Simulated Author's Rebuttal

1 responses · 0 unresolved

We thank the referee for their constructive feedback on our manuscript. We address the major comment point by point below.

read point-by-point responses
  1. Referee: [Methodology (test-case synthesis pipeline)] The neuro-symbolic test-case synthesis pipeline (described in the methodology section on task construction) reports no quantitative validation such as false-negative rates for undetected contract violations, coverage across violation modes, or agreement with human-authored oracles. This is load-bearing for the headline disparity (75-82% functional vs. 0% contract satisfaction), because incomplete or overly narrow test cases could produce the observed low satisfaction rates without reflecting actual model behavior.

    Authors: We agree that the current manuscript lacks explicit quantitative validation of the test-case synthesis pipeline, including false-negative rates, coverage across violation modes, and agreement with human-authored oracles. This is a substantive point, as such metrics would increase confidence that the synthesized tests are comprehensive enough to support the reported disparity. The pipeline pairs an LLM with an SMT solver to ensure that any generated violating input is formally verified as a true violation (providing soundness for detected cases), but we acknowledge that unreported false-negative rates could in principle affect interpretation. In the revised manuscript we will add a dedicated validation subsection reporting: (i) agreement rates with human oracles on a sampled subset of tasks, (ii) coverage statistics stratified by precondition type, and (iii) an empirical estimate of undetected violations obtained via alternative generation methods.

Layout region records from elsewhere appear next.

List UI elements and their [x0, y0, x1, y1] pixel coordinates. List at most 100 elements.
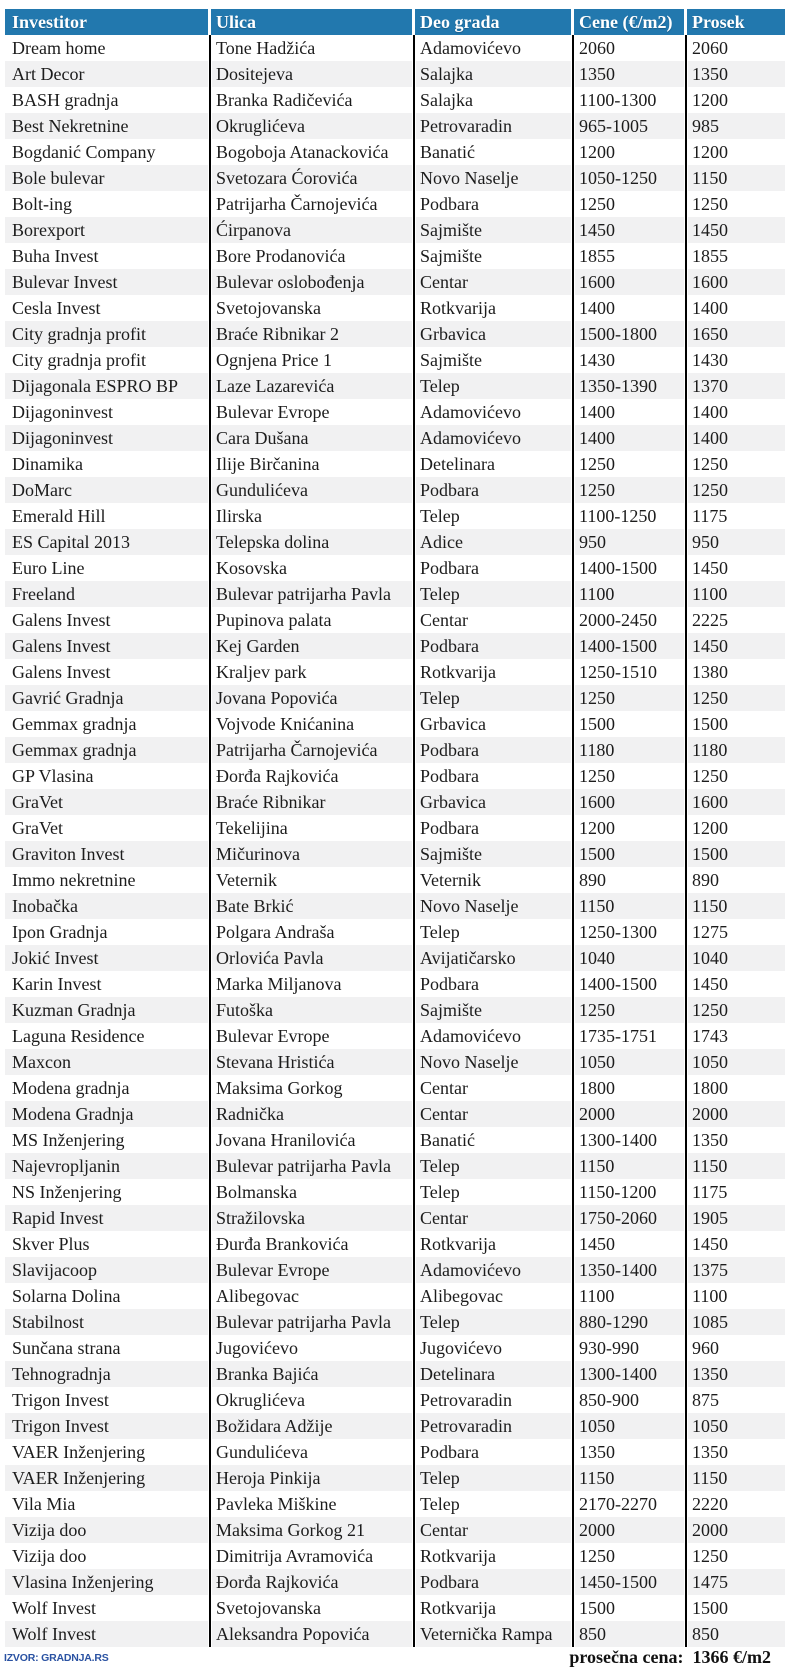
cell-ulica: Cara Dušana: [211, 425, 412, 451]
cell-deo-grada: Veternička Rampa: [415, 1621, 571, 1647]
table-row: Immo nekretnine Veternik Veternik 890 89…: [5, 867, 785, 893]
cell-investitor: Gemmax gradnja: [5, 737, 208, 763]
table-row: VAER Inženjering Gundulićeva Podbara 135…: [5, 1439, 785, 1465]
cell-cene: 1450: [574, 217, 684, 243]
cell-cene: 1100-1250: [579, 506, 657, 526]
cell-investitor: Art Decor: [5, 61, 208, 87]
cell-investitor: Stabilnost: [5, 1309, 208, 1335]
table-row: Solarna Dolina Alibegovac Alibegovac 110…: [5, 1283, 785, 1309]
cell-ulica: Stevana Hristića: [211, 1049, 412, 1075]
cell-investitor: Borexport: [5, 217, 208, 243]
table-row: GraVet Tekelijina Podbara 1200 1200: [5, 815, 785, 841]
table-row: Bolt-ing Patrijarha Čarnojevića Podbara …: [5, 191, 785, 217]
cell-investitor: Dream home: [12, 38, 106, 58]
cell-cene: 1200: [579, 818, 615, 838]
cell-prosek: 1400: [687, 425, 785, 451]
cell-cene: 1250: [579, 1546, 615, 1566]
cell-ulica: Kej Garden: [211, 633, 412, 659]
cell-cene: 1300-1400: [579, 1130, 657, 1150]
cell-prosek: 1150: [687, 893, 785, 919]
table-row: Inobačka Bate Brkić Novo Naselje 1150 11…: [5, 893, 785, 919]
cell-prosek: 1905: [687, 1205, 785, 1231]
cell-deo-grada: Adamovićevo: [420, 402, 521, 422]
cell-ulica: Maksima Gorkog 21: [211, 1517, 412, 1543]
cell-cene: 1250: [579, 194, 615, 214]
cell-investitor: Galens Invest: [12, 610, 111, 630]
table-row: Najevropljanin Bulevar patrijarha Pavla …: [5, 1153, 785, 1179]
cell-cene: 1050: [574, 1413, 684, 1439]
cell-prosek: 1500: [692, 1598, 728, 1618]
cell-ulica: Mičurinova: [211, 841, 412, 867]
cell-ulica: Gundulićeva: [211, 477, 412, 503]
cell-deo-grada: Podbara: [420, 558, 479, 578]
cell-prosek: 1450: [692, 1234, 728, 1254]
cell-deo-grada: Telep: [420, 1182, 460, 1202]
cell-deo-grada: Alibegovac: [420, 1286, 503, 1306]
cell-cene: 1735-1751: [579, 1026, 657, 1046]
cell-ulica: Heroja Pinkija: [211, 1465, 412, 1491]
cell-ulica: Svetojovanska: [216, 1598, 321, 1618]
cell-investitor: Jokić Invest: [5, 945, 208, 971]
cell-cene: 1250-1510: [579, 662, 657, 682]
investor-price-table: Investitor Ulica Deo grada Cene (€/m2) P…: [5, 9, 785, 1647]
cell-ulica: Jugovićevo: [216, 1338, 298, 1358]
cell-deo-grada: Rotkvarija: [420, 1598, 496, 1618]
cell-deo-grada: Grbavica: [415, 789, 571, 815]
cell-investitor: City gradnja profit: [12, 350, 146, 370]
cell-deo-grada: Petrovaradin: [415, 1413, 571, 1439]
cell-deo-grada: Avijatičarsko: [415, 945, 571, 971]
cell-deo-grada: Novo Naselje: [415, 1049, 571, 1075]
cell-prosek: 1400: [692, 402, 728, 422]
cell-deo-grada: Podbara: [420, 194, 479, 214]
cell-investitor: Emerald Hill: [12, 506, 106, 526]
cell-investitor: Ipon Gradnja: [12, 922, 108, 942]
cell-ulica: Aleksandra Popovića: [211, 1621, 412, 1647]
cell-deo-grada: Rotkvarija: [420, 298, 496, 318]
cell-investitor: Maxcon: [5, 1049, 208, 1075]
cell-investitor: Bulevar Invest: [5, 269, 208, 295]
cell-investitor: Dijagoninvest: [12, 402, 113, 422]
cell-cene: 2170-2270: [579, 1494, 657, 1514]
cell-cene: 1400-1500: [574, 633, 684, 659]
cell-investitor: GraVet: [5, 789, 208, 815]
cell-investitor: Vizija doo: [5, 1517, 208, 1543]
cell-investitor: Bole bulevar: [5, 165, 208, 191]
table-row: Sunčana strana Jugovićevo Jugovićevo 930…: [5, 1335, 785, 1361]
cell-ulica: Dositejeva: [211, 61, 412, 87]
cell-investitor: Trigon Invest: [5, 1413, 208, 1439]
cell-ulica: Bulevar oslobođenja: [211, 269, 412, 295]
table-row: Galens Invest Kej Garden Podbara 1400-15…: [5, 633, 785, 659]
cell-prosek: 1050: [687, 1049, 785, 1075]
cell-investitor: Wolf Invest: [12, 1598, 97, 1618]
cell-ulica: Laze Lazarevića: [211, 373, 412, 399]
cell-investitor: Graviton Invest: [5, 841, 208, 867]
cell-cene: 2000-2450: [579, 610, 657, 630]
table-row: City gradnja profit Braće Ribnikar 2 Grb…: [5, 321, 785, 347]
cell-deo-grada: Centar: [415, 1101, 571, 1127]
table-row: Euro Line Kosovska Podbara 1400-1500 145…: [5, 555, 785, 581]
cell-deo-grada: Telep: [415, 1153, 571, 1179]
cell-deo-grada: Sajmište: [415, 997, 571, 1023]
cell-deo-grada: Novo Naselje: [415, 893, 571, 919]
cell-prosek: 1040: [687, 945, 785, 971]
table-row: Trigon Invest Božidara Adžije Petrovarad…: [5, 1413, 785, 1439]
cell-prosek: 890: [692, 870, 719, 890]
cell-ulica: Braće Ribnikar: [211, 789, 412, 815]
cell-cene: 965-1005: [574, 113, 684, 139]
table-row: Dijagoninvest Cara Dušana Adamovićevo 14…: [5, 425, 785, 451]
cell-cene: 1400-1500: [579, 558, 657, 578]
cell-investitor: GP Vlasina: [12, 766, 94, 786]
column-header-prosek: Prosek: [687, 9, 785, 35]
cell-deo-grada: Telep: [420, 1494, 460, 1514]
table-row: Gemmax gradnja Patrijarha Čarnojevića Po…: [5, 737, 785, 763]
cell-deo-grada: Podbara: [420, 818, 479, 838]
table-row: Vizija doo Dimitrija Avramovića Rotkvari…: [5, 1543, 785, 1569]
table-row: Vlasina Inženjering Đorđa Rajkovića Podb…: [5, 1569, 785, 1595]
cell-cene: 1400: [579, 402, 615, 422]
cell-deo-grada: Salajka: [415, 61, 571, 87]
table-row: Modena Gradnja Radnička Centar 2000 2000: [5, 1101, 785, 1127]
cell-prosek: 1430: [692, 350, 728, 370]
cell-ulica: Tekelijina: [216, 818, 288, 838]
cell-ulica: Branka Radičevića: [216, 90, 353, 110]
cell-cene: 2000: [574, 1517, 684, 1543]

These additions will directly address the concern while preserving the core findings. revision: yes

Circularity Check

0 steps flagged

No significant circularity in benchmark construction or evaluation results

full rationale

The paper constructs ContractEval by reconstructing explicit contracts from existing HumanEval+ and MBPP+ tasks, synthesizing test cases via an LLM+SMT neuro-symbolic pipeline, and running independent evaluations of five open-source LLMs to measure functional pass@1 versus contract satisfaction rates. These steps produce empirical observations (e.g., 75-82% pass@1 with 0% contract satisfaction under standard prompting) from external model inferences on newly generated artifacts rather than any self-referential fitting, parameter estimation, or derivation that reduces the reported disparity to inputs defined inside the paper. No equations, uniqueness theorems, ansatzes, or load-bearing self-citations appear in the derivation chain; the methodology is presented as an additive empirical benchmark without reducing claims by construction.

Axiom & Free-Parameter Ledger

0 free parameters · 2 axioms · 0 invented entities

The central claims rest on two domain assumptions about description reconstruction and the correctness of the LLM-plus-SMT test synthesis pipeline; no free parameters or invented entities are introduced.

axioms (2)
  • domain assumption Reconstructed task descriptions accurately capture the implicit contracts present in the original HumanEval+ and MBPP+ tasks.
    This assumption is required to create the 364 ContractEval tasks from the base benchmarks.
  • domain assumption The neuro-symbolic pipeline (LLM paired with SMT solver) correctly determines whether generated code satisfies the contracts.
    This assumption underpins both the test-case synthesis and the reported contract-satisfaction percentages.